Purpose: Ulcerative colitis (UC) can be managed with immunomodulation or surgery. We aimed to understand whether these strategies had a different impact on patients’ health-related quality of life (HRQoL). Methods: This was a retrospective, cross-sectional study: patients who had a moderate to severe UC episode that prompted the utilization of immunomodulatory drugs or surgery were invited to complete a generic (short form [36] health survey [SF-36]) and a disease-specific (inflammatory bowel disease questionnaire [IBDQ]) survey. Results: We included 157 patients, 65 (41.4%) surgically treated. The therapeutic procedure had a minimal impact on HRQoL: only the social dimension of the IBDQ and the physical function component of the SF-36 were significantly different between the study arms – lower for the surgically treated patients.

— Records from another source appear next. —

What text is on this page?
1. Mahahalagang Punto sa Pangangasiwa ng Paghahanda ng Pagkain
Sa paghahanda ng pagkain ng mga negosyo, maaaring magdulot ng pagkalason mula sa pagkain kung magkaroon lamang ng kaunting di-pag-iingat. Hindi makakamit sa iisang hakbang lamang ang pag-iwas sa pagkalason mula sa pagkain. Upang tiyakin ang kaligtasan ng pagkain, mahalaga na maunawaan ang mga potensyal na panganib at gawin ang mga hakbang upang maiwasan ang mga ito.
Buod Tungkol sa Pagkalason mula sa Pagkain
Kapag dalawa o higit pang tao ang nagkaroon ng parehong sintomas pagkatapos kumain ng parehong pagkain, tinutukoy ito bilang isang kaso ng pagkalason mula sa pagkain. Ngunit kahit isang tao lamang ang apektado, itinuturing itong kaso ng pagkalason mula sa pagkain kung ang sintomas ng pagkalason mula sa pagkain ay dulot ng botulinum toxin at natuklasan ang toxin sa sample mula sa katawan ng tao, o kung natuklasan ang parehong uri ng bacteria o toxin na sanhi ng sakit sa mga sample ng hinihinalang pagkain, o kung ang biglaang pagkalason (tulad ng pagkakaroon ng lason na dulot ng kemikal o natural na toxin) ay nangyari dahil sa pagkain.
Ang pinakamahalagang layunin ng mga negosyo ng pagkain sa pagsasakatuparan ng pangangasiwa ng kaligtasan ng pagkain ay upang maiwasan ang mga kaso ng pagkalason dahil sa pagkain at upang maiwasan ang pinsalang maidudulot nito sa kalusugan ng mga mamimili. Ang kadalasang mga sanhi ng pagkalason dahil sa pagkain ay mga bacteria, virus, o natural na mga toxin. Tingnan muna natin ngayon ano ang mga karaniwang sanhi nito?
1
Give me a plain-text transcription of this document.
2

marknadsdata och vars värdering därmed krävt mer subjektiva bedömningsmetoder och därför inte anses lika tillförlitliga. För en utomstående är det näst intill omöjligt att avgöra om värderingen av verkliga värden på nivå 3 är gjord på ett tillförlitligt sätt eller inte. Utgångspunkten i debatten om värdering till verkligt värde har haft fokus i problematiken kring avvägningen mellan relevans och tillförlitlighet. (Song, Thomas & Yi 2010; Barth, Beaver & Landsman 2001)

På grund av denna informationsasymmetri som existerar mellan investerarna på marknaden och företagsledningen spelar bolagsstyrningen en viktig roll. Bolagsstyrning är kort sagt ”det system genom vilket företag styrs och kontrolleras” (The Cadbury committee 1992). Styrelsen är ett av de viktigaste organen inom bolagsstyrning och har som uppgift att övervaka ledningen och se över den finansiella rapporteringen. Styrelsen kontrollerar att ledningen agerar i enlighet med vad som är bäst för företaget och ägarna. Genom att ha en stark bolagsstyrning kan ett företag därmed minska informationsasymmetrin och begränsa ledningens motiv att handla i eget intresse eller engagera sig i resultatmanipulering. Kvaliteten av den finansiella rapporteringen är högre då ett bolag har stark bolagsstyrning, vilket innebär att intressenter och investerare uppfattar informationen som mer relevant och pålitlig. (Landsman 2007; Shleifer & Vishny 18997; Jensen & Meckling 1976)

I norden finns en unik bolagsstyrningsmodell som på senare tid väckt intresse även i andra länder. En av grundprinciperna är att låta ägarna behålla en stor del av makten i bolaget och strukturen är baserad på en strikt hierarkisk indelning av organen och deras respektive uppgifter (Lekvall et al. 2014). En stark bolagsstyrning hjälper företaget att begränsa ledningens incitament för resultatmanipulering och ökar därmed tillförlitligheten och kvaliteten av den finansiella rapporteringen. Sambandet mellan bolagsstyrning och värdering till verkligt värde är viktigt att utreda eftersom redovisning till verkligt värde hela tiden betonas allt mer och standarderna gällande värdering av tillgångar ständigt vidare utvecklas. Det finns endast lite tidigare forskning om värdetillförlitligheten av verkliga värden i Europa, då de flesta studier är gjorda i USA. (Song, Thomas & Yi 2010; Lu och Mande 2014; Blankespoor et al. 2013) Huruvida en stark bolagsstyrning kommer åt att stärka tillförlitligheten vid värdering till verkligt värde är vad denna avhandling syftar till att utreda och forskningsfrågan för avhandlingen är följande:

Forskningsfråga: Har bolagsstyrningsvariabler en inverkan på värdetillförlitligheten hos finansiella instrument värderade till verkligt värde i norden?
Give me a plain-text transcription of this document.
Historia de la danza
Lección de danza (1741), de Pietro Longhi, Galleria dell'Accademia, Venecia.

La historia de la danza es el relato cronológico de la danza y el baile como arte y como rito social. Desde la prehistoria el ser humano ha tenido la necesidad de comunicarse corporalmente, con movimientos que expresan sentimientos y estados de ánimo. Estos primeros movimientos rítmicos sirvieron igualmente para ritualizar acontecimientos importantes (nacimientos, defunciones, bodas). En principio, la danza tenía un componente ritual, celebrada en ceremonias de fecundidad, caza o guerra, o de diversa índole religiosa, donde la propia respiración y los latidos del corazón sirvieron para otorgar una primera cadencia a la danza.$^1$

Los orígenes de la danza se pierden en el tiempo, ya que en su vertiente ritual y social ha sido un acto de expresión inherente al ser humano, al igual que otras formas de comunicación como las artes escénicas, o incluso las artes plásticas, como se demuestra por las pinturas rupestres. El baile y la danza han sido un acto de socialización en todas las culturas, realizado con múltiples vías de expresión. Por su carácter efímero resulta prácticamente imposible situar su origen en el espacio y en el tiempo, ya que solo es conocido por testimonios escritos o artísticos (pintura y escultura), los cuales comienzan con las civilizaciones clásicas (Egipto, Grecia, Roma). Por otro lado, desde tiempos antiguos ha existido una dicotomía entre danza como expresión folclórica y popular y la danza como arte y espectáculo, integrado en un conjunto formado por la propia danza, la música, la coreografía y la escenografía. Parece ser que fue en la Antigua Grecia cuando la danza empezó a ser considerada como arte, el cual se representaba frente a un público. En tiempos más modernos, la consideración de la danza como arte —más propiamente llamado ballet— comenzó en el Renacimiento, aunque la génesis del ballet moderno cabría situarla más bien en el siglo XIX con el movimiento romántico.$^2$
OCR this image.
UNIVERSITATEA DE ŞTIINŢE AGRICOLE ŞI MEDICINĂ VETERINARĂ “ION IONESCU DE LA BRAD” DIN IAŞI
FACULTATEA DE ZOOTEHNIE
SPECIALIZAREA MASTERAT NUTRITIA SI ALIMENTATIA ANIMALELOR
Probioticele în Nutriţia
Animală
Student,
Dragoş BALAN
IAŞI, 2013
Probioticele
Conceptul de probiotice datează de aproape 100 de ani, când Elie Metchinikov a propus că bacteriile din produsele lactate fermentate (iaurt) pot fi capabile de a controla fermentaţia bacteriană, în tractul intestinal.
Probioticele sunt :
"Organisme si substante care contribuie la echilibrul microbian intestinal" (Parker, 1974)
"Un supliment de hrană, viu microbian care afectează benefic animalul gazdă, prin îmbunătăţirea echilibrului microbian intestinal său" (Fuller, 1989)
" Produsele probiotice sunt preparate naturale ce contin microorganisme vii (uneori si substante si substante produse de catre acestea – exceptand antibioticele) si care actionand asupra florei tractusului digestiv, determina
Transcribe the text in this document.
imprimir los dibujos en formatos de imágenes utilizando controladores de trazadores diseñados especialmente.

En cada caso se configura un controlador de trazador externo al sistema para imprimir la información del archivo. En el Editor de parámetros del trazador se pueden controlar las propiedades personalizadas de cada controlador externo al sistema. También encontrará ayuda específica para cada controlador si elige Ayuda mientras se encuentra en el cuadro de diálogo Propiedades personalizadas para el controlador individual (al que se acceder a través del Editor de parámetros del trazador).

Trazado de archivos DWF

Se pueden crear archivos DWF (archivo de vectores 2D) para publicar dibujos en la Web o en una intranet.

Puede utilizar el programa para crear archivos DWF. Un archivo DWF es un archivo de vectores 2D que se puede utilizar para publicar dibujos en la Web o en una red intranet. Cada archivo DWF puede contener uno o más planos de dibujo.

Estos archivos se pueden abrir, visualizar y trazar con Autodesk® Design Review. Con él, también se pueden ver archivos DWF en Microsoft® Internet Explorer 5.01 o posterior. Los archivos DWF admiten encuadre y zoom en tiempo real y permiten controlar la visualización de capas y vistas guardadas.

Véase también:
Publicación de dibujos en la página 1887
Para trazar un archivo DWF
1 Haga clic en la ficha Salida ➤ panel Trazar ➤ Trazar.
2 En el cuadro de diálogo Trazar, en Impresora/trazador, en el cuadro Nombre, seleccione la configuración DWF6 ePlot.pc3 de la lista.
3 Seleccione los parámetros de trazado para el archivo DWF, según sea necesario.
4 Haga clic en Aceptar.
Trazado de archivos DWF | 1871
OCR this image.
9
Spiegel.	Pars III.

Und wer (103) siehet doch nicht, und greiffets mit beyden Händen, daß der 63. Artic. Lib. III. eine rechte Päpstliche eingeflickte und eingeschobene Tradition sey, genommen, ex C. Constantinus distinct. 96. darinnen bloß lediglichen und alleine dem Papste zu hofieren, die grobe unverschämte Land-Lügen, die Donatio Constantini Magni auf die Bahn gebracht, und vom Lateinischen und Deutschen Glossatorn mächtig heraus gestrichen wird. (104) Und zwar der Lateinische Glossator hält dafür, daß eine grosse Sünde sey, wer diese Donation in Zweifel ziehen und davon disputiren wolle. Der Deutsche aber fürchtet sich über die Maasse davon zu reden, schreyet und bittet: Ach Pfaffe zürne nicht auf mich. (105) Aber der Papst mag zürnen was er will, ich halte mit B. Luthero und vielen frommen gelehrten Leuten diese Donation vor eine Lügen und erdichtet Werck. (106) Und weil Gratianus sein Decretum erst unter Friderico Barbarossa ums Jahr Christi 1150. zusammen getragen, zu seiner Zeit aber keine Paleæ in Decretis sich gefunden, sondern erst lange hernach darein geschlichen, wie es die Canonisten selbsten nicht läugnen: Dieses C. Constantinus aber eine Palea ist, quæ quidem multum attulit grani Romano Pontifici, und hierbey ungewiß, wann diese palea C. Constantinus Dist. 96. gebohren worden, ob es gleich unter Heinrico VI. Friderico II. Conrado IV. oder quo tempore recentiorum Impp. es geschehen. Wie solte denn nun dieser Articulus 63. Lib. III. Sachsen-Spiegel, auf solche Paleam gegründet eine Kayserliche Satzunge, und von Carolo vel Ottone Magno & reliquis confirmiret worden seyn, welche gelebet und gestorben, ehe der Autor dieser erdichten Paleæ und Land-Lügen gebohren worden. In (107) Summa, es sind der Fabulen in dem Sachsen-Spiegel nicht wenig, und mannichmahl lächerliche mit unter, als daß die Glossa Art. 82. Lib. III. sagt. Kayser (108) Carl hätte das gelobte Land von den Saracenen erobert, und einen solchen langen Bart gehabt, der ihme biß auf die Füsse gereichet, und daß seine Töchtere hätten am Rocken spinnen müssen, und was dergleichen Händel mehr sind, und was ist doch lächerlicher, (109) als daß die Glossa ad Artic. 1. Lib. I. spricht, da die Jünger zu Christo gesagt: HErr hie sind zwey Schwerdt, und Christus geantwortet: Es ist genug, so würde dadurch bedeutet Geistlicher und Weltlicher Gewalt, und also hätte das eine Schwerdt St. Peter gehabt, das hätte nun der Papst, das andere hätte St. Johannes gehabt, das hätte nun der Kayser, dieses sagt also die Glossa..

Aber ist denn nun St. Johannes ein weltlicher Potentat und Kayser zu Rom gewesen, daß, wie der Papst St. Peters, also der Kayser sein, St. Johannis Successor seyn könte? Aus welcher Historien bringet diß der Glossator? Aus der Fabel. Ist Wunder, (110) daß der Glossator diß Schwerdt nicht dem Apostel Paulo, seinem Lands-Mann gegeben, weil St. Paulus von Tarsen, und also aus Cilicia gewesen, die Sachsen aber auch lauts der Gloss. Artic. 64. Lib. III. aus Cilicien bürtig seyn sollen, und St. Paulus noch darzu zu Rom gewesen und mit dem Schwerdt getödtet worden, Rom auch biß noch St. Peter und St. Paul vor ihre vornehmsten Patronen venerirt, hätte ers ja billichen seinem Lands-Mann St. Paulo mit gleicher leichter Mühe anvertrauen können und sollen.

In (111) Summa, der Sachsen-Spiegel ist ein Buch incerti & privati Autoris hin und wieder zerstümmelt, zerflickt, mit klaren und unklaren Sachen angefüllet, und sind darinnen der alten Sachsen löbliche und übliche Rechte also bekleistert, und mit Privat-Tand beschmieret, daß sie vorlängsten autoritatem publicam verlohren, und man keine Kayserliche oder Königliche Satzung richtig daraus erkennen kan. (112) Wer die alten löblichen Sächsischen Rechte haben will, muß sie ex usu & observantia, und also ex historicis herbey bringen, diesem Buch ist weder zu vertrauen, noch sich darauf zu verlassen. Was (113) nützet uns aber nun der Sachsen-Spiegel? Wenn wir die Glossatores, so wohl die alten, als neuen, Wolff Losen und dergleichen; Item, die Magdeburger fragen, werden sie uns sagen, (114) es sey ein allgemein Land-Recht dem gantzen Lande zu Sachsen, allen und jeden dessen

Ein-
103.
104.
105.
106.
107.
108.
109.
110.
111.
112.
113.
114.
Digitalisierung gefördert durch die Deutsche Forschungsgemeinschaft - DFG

The type of surgery had no impact, but the occurrence of pouchitis, namely, in a chronic form, was associated with a lower HRQoL. Regression analysis confirmed surgery as an independent predictor of lower scores in the social dimension of the IBDQ (–4.646, 95% CI –6.953 to –2.339) and in the physical functioning (–9.622, 95% CI –17.061 to –2.183) and physical role functioning (–3.669, 95% CI –7.339 to 0.001) dimensions of the SF36. Conclusions: Although usually feared by patients, surgery has a limited impact on UC patients HRQoL when compared to medical management with immunomodulatory drugs.